Les forces et les faiblesses de la transposition du parquet européen en droit français

Si la création du parquet européen offre de nouveaux moyens d’enquête pour lutter contre les fraudes à l’échelle européenne, sa transposition prévue par le projet de loi relatif au parquet européen et à la justice pénale spécialisée ne s’accompagne pas de garanties procédurales suffisantes. En effet, cette transposition constitue une nouvelle étape inquiétante qui entérine la disparition du juge d’instruction et ne garantit pas suffisamment la place des parties civiles.

Par Chanez Mensous et Félix Pelloux le 08 Décembre 2020

L’Assemblée nationale examine aujourd’hui le projet de loi relatif au parquet européen et à la justice pénale spécialisée. Transposant en droit français les dispositions du règlement européen du 12 octobre 20171, l’article 1er du projet de loi2 aménage la procédure pénale française pour respecter les exigences de cette nouvelle institution européenne.

Le parquet européen nouvellement créé sera compétent pour rechercher, poursuivre et renvoyer en jugement les auteurs et complices des infractions pénales portant atteinte aux intérêts financiers de l’Union, telles que définies par la directive du 5 juillet 2017 relative à la lutte contre la fraude portant atteinte aux intérêts financiers de l’Union au moyen du droit pénal3.

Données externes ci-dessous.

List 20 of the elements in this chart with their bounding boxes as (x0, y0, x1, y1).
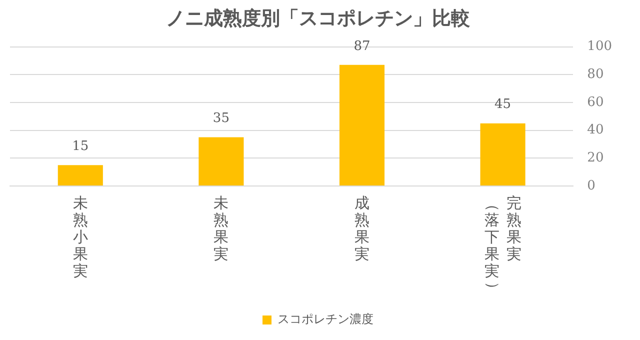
bar (480, 123, 526, 186)
legend-label: スコポレチン濃度 (278, 312, 374, 326)
bar (339, 64, 385, 186)
y-tick-label: 100 (587, 39, 612, 54)
y-tick-label: 40 (587, 122, 604, 138)
x-tick-label: 成熟果実 (354, 194, 370, 263)
data-label: 45 (494, 97, 512, 112)
x-tick-label: 未熟小果実 (72, 194, 88, 280)
chart-title: ノニ成熟度別「スコポレチン」比較 (166, 7, 471, 30)
y-tick-label: 80 (587, 67, 604, 82)
y-tick-label: 0 (587, 178, 596, 194)
x-tick-label: 未熟果実 (214, 194, 229, 263)
bar (58, 165, 103, 186)
bar (198, 137, 244, 186)
data-label: 35 (212, 111, 230, 126)
y-tick-label: 60 (587, 94, 604, 110)
category-label: 完熟果実（落下果実） (484, 194, 522, 296)
data-label: 87 (354, 38, 370, 54)
y-tick-label: 20 (587, 150, 604, 166)
data-label: 15 (72, 138, 89, 154)
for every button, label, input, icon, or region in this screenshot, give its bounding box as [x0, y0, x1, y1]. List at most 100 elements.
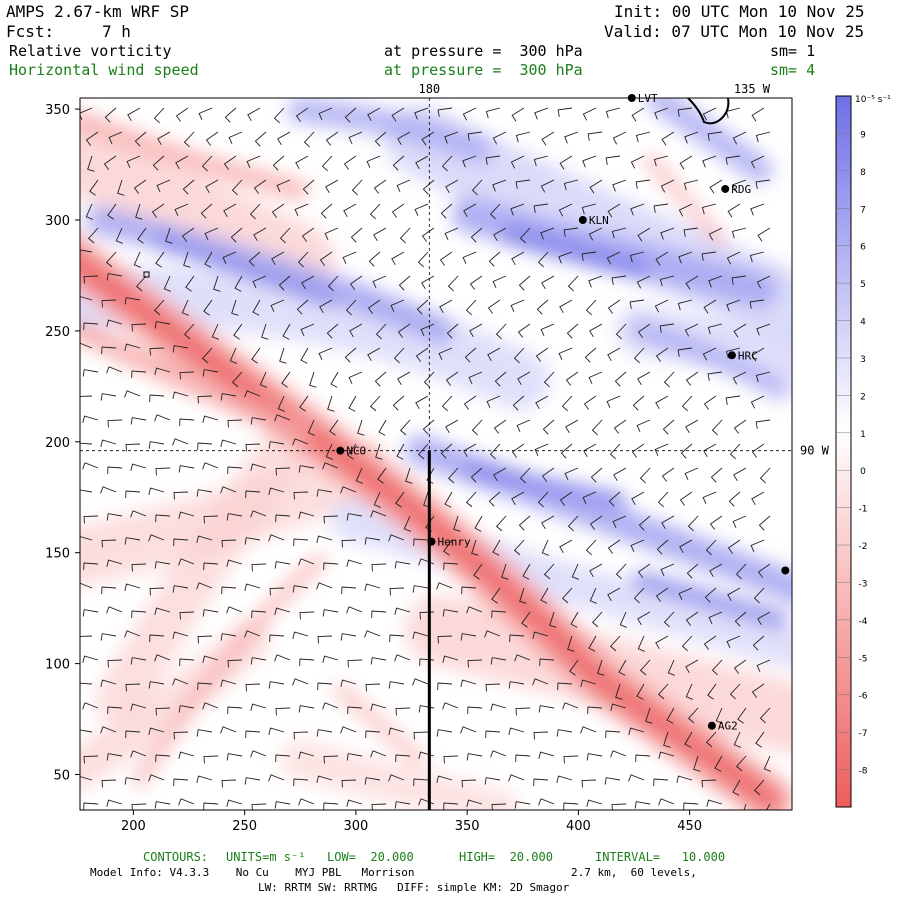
wind-barb [677, 347, 693, 357]
wind-barb [466, 799, 483, 808]
station-marker[interactable] [727, 351, 736, 360]
wind-barb [558, 251, 573, 264]
wind-barb [540, 587, 549, 604]
wind-barb [655, 635, 669, 650]
wind-barb [685, 611, 699, 626]
wind-barb [82, 369, 99, 377]
wind-barb [510, 155, 525, 169]
wind-barb [660, 179, 675, 193]
wind-barb [565, 371, 579, 386]
wind-barb [417, 251, 429, 268]
wind-barb [727, 539, 741, 554]
wind-barb [323, 515, 339, 524]
wind-barb [462, 107, 477, 121]
wind-barb [585, 299, 597, 316]
wind-barb [251, 803, 267, 810]
valid-time: Valid: 07 UTC Mon 10 Nov 25 [604, 22, 865, 41]
wind-barb [489, 443, 501, 460]
colorbar-label: -2 [859, 542, 868, 552]
field-1-pressure: at pressure = 300 hPa [384, 42, 583, 60]
wind-barb [412, 678, 429, 686]
wind-barb [100, 486, 117, 494]
wind-barb [179, 658, 195, 667]
wind-barb [100, 726, 117, 734]
wind-barb [563, 755, 579, 764]
wind-barb [80, 489, 93, 493]
wind-barb [375, 323, 387, 340]
wind-barb [375, 443, 383, 460]
vorticity-band [333, 683, 427, 767]
wind-barb [253, 179, 267, 194]
wind-barb [251, 563, 267, 572]
wind-barb [491, 610, 507, 619]
wind-barb [298, 465, 315, 473]
wind-barb [316, 729, 333, 737]
y-tick-label: 200 [45, 436, 70, 451]
wind-barb [543, 371, 555, 388]
x-tick-label: 450 [677, 819, 702, 834]
vorticity-band [86, 206, 454, 344]
wind-barb [101, 539, 117, 548]
colorbar-label: 5 [860, 280, 866, 290]
wind-barb [655, 347, 669, 362]
wind-barb [82, 702, 99, 710]
wind-barb [125, 443, 141, 452]
wind-barb [341, 586, 357, 595]
station-label: RDG [731, 183, 751, 196]
station-marker[interactable] [336, 446, 345, 455]
colorbar-label: 7 [860, 205, 866, 215]
wind-barb [250, 703, 267, 712]
wind-barb [124, 777, 141, 785]
wind-barb [125, 683, 141, 692]
wind-barb [226, 799, 243, 808]
station-marker[interactable] [427, 537, 436, 546]
wind-barb [366, 155, 381, 168]
wind-barb [567, 635, 575, 652]
wind-barb [420, 323, 435, 336]
colorbar-label: 1 [860, 430, 866, 440]
wind-barb [654, 443, 669, 456]
wind-barb [268, 681, 285, 689]
wind-barb [83, 562, 99, 571]
wind-barb [515, 707, 531, 716]
station-marker[interactable] [781, 566, 790, 575]
wind-barb [686, 563, 699, 579]
wind-barb [519, 227, 531, 244]
colorbar-label: 3 [860, 355, 866, 365]
wind-barb [511, 107, 525, 122]
wind-barb [244, 630, 261, 638]
wind-barb [635, 754, 651, 763]
vorticity-band [405, 435, 792, 604]
wind-barb [683, 227, 699, 237]
wind-barb [639, 467, 651, 484]
wind-barb [631, 443, 645, 458]
wind-barb [125, 490, 141, 499]
wind-barb [751, 491, 765, 506]
wind-barb [197, 682, 213, 691]
wind-barb [80, 776, 93, 781]
wind-barb [556, 775, 573, 784]
station-marker[interactable] [578, 215, 587, 224]
wind-barb [679, 539, 693, 554]
wind-barb [684, 131, 699, 144]
wind-barb [233, 323, 243, 340]
wind-barb [303, 131, 315, 148]
wind-barb [534, 107, 549, 120]
wind-barb [391, 203, 405, 218]
colorbar-label: -7 [859, 729, 868, 739]
wind-barb [268, 441, 285, 449]
wind-barb [275, 467, 291, 476]
station-marker[interactable] [721, 184, 730, 193]
wind-barb [559, 539, 573, 554]
station-marker[interactable] [707, 721, 716, 730]
wind-barb [493, 467, 507, 482]
wind-barb [154, 801, 171, 809]
wind-barb [653, 155, 669, 167]
wind-barb [703, 395, 717, 410]
wind-barb [341, 539, 357, 548]
wind-barb [399, 227, 411, 244]
wind-barb [272, 155, 285, 171]
wind-barb [201, 155, 213, 172]
wind-barb [704, 587, 717, 603]
wind-barb [737, 707, 747, 724]
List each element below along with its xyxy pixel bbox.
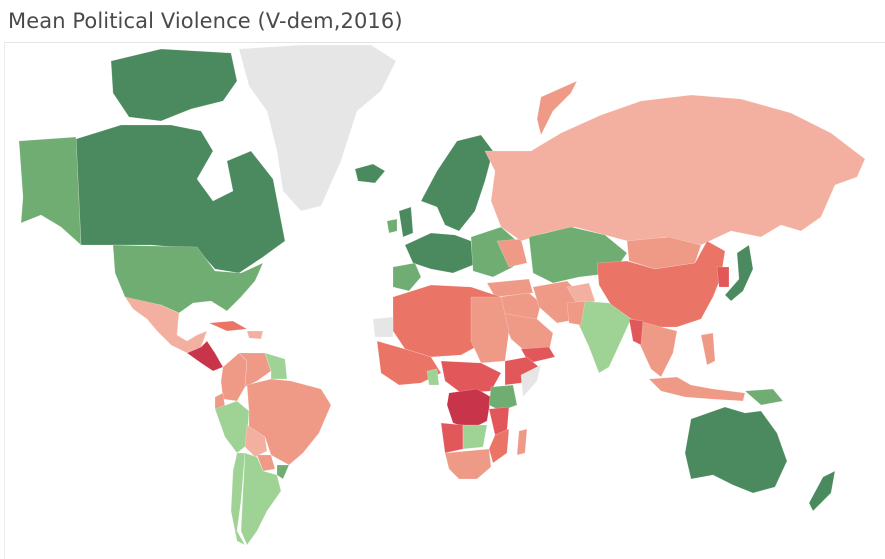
country-iberia[interactable] xyxy=(392,262,422,292)
country-hispaniola[interactable] xyxy=(246,330,264,340)
country-papua[interactable] xyxy=(744,388,784,406)
country-peru[interactable] xyxy=(214,400,250,454)
country-cuba[interactable] xyxy=(208,320,248,332)
country-uruguay[interactable] xyxy=(276,464,290,480)
country-myanmar[interactable] xyxy=(628,318,644,346)
country-colombia[interactable] xyxy=(220,352,248,402)
country-southern-africa[interactable] xyxy=(444,448,492,480)
map-title: Mean Political Violence (V-dem,2016) xyxy=(8,9,403,33)
country-paraguay[interactable] xyxy=(256,454,276,472)
country-western-sahara[interactable] xyxy=(372,316,394,338)
country-turkey[interactable] xyxy=(486,278,534,298)
country-ghana[interactable] xyxy=(426,368,440,386)
country-dr-congo[interactable] xyxy=(446,388,492,430)
country-india[interactable] xyxy=(578,300,632,374)
country-korea[interactable] xyxy=(716,266,730,288)
country-argentina[interactable] xyxy=(240,452,282,546)
world-map-svg[interactable] xyxy=(5,43,885,559)
country-east-africa[interactable] xyxy=(488,384,518,412)
country-canada-islands[interactable] xyxy=(110,48,238,122)
country-egypt-sudan[interactable] xyxy=(470,296,510,364)
country-bolivia[interactable] xyxy=(244,424,268,458)
country-angola[interactable] xyxy=(440,422,464,454)
country-ireland[interactable] xyxy=(386,218,398,234)
country-indonesia[interactable] xyxy=(648,376,746,402)
country-scandinavia[interactable] xyxy=(420,134,494,232)
country-madagascar[interactable] xyxy=(516,428,528,456)
choropleth-map[interactable] xyxy=(4,42,885,559)
country-iceland[interactable] xyxy=(354,163,386,184)
country-philippines[interactable] xyxy=(700,332,716,366)
country-new-zealand[interactable] xyxy=(808,470,836,512)
country-southeast-asia[interactable] xyxy=(630,318,678,378)
country-japan[interactable] xyxy=(724,244,754,302)
country-central-america[interactable] xyxy=(186,340,224,372)
country-alaska[interactable] xyxy=(18,136,82,246)
country-chile[interactable] xyxy=(230,452,246,546)
country-mozambique[interactable] xyxy=(488,428,510,464)
country-pakistan[interactable] xyxy=(566,300,586,326)
country-guyana[interactable] xyxy=(264,352,288,380)
country-somalia[interactable] xyxy=(520,364,542,398)
country-novaya-zemlya[interactable] xyxy=(536,80,578,136)
country-uk[interactable] xyxy=(398,206,414,238)
country-afghanistan[interactable] xyxy=(566,282,596,308)
country-australia[interactable] xyxy=(684,406,788,494)
country-ukraine[interactable] xyxy=(496,238,528,268)
country-mexico[interactable] xyxy=(124,296,208,354)
country-canada[interactable] xyxy=(75,124,286,274)
country-zambia[interactable] xyxy=(462,424,488,450)
country-greenland[interactable] xyxy=(238,44,397,212)
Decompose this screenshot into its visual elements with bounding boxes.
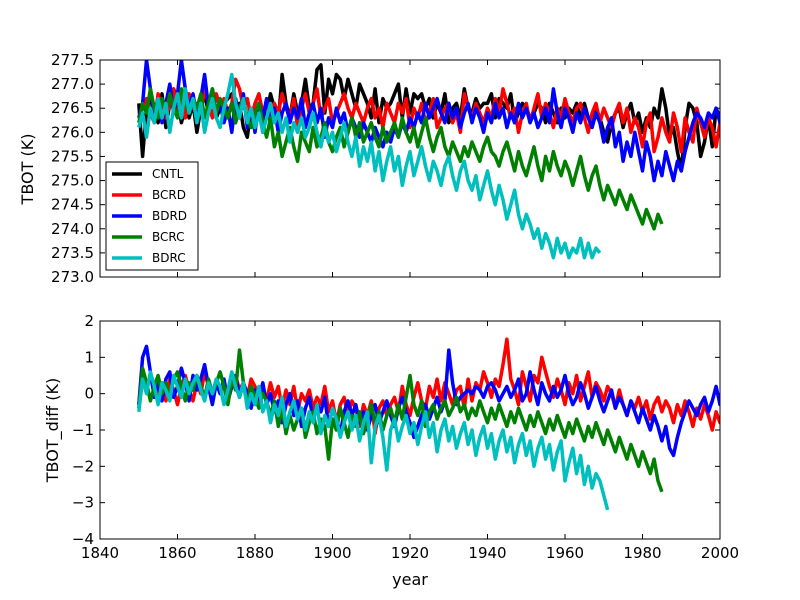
x-tick-label: 1960	[546, 544, 584, 562]
top-y-tick-label: 275.5	[51, 147, 94, 165]
top-y-tick-label: 274.0	[51, 220, 94, 238]
legend-items: CNTL BCRD BDRD BCRC BDRC	[112, 167, 187, 265]
bottom-y-tick-label: 2	[84, 312, 94, 330]
top-y-tick-label: 276.5	[51, 99, 94, 117]
x-tick-label: 1920	[391, 544, 429, 562]
bottom-series-bdrc	[137, 370, 610, 511]
x-tick-label: 1840	[81, 544, 119, 562]
legend-label-cntl: CNTL	[152, 167, 184, 181]
x-tick-labels: 1840 1860 1880 1900 1920 1940 1960 1980 2000	[81, 544, 739, 562]
top-y-tick-label: 276.0	[51, 123, 94, 141]
bottom-series-group	[137, 337, 720, 511]
top-series-bdrc	[137, 72, 602, 260]
top-plot-frame	[99, 59, 721, 278]
bottom-series-bcrd	[137, 337, 720, 436]
bottom-y-tick-label: 1	[84, 348, 94, 366]
bottom-panel: −4 −3 −2 −1 0 1 2 1840 1860 1880 1900 1920 1940 1960…	[43, 312, 739, 589]
top-y-tick-label: 277.0	[51, 75, 94, 93]
bottom-y-tick-label: −2	[72, 457, 94, 475]
bottom-plot-frame	[99, 320, 721, 540]
top-series-bcrc	[137, 87, 664, 231]
top-series-group	[137, 60, 720, 260]
x-tick-label: 1940	[468, 544, 506, 562]
legend: CNTL BCRD BDRD BCRC BDRC	[105, 161, 199, 271]
x-axis-label: year	[392, 570, 428, 589]
x-tick-label: 1980	[623, 544, 661, 562]
bottom-y-tick-label: −3	[72, 494, 94, 512]
top-y-tick-label: 273.0	[51, 268, 94, 286]
x-tick-label: 1860	[158, 544, 196, 562]
bottom-y-tick-label: 0	[84, 385, 94, 403]
bottom-y-tick-label: −4	[72, 530, 94, 548]
bottom-y-tick-labels: −4 −3 −2 −1 0 1 2	[72, 312, 94, 548]
legend-label-bcrd: BCRD	[152, 188, 186, 202]
bottom-y-axis-label: TBOT_diff (K)	[43, 378, 63, 484]
legend-label-bdrc: BDRC	[152, 251, 186, 265]
top-y-tick-label: 273.5	[51, 244, 94, 262]
legend-label-bcrc: BCRC	[152, 230, 185, 244]
top-y-tick-label: 274.5	[51, 196, 94, 214]
x-tick-label: 1900	[313, 544, 351, 562]
top-y-axis-label: TBOT (K)	[18, 134, 37, 206]
top-y-tick-labels: 273.0 273.5 274.0 274.5 275.0 275.5 276.0 276.5…	[51, 51, 94, 286]
legend-label-bdrd: BDRD	[152, 209, 187, 223]
x-tick-label: 1880	[236, 544, 274, 562]
top-y-tick-label: 277.5	[51, 51, 94, 69]
x-tick-label: 2000	[701, 544, 739, 562]
top-y-tick-label: 275.0	[51, 172, 94, 190]
top-panel: 273.0 273.5 274.0 274.5 275.0 275.5 276.0 276.5…	[18, 51, 721, 286]
bottom-y-tick-label: −1	[72, 421, 94, 439]
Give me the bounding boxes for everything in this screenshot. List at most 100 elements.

En pratique, il pourra notamment s’agir de faits de corruption, de détournement de fonds publics, d’abus de confiance et de blanchiment d’argent. Si la compétence dudit parquet ne concerne actuellement que le nombre limité d’infractions spécifiques liées à la lutte contre la fraude aux intérêts financiers de l’Union européenne précitées, la volonté de l’étendre à l’ensemble de la criminalité grave transfrontière4 a été clairement énoncée dans le traité sur le fonctionnement de l’Union européenne.

En tant que tel, le parquet européen apparaît comme un outil efficace pour lutter contre la fraude et les atteintes à la probité à l’échelle européenne. Par définition, l’opacité et la transnationalité de ces infractions donnent du sens à une institution judiciaire régionale, aux pouvoirs d’enquêtes et de poursuites étendus à un ensemble de pays européens5.

Organe indépendant doté de la personnalité juridique soumis aux principes de nécessité et de proportionnalité6, le parquet européen est composé d’une cheffe du parquet (madame Laura Codruţa Kövesi), de deux adjoints et de vingt-deux procureurs nommés pour un mandat de sept ans non renouvelables. Ils composent l’organe central en charge de la gouvernance du parquet, du suivi général des activités, de la définition de la politique pénale, ainsi que des questions générales soulevées.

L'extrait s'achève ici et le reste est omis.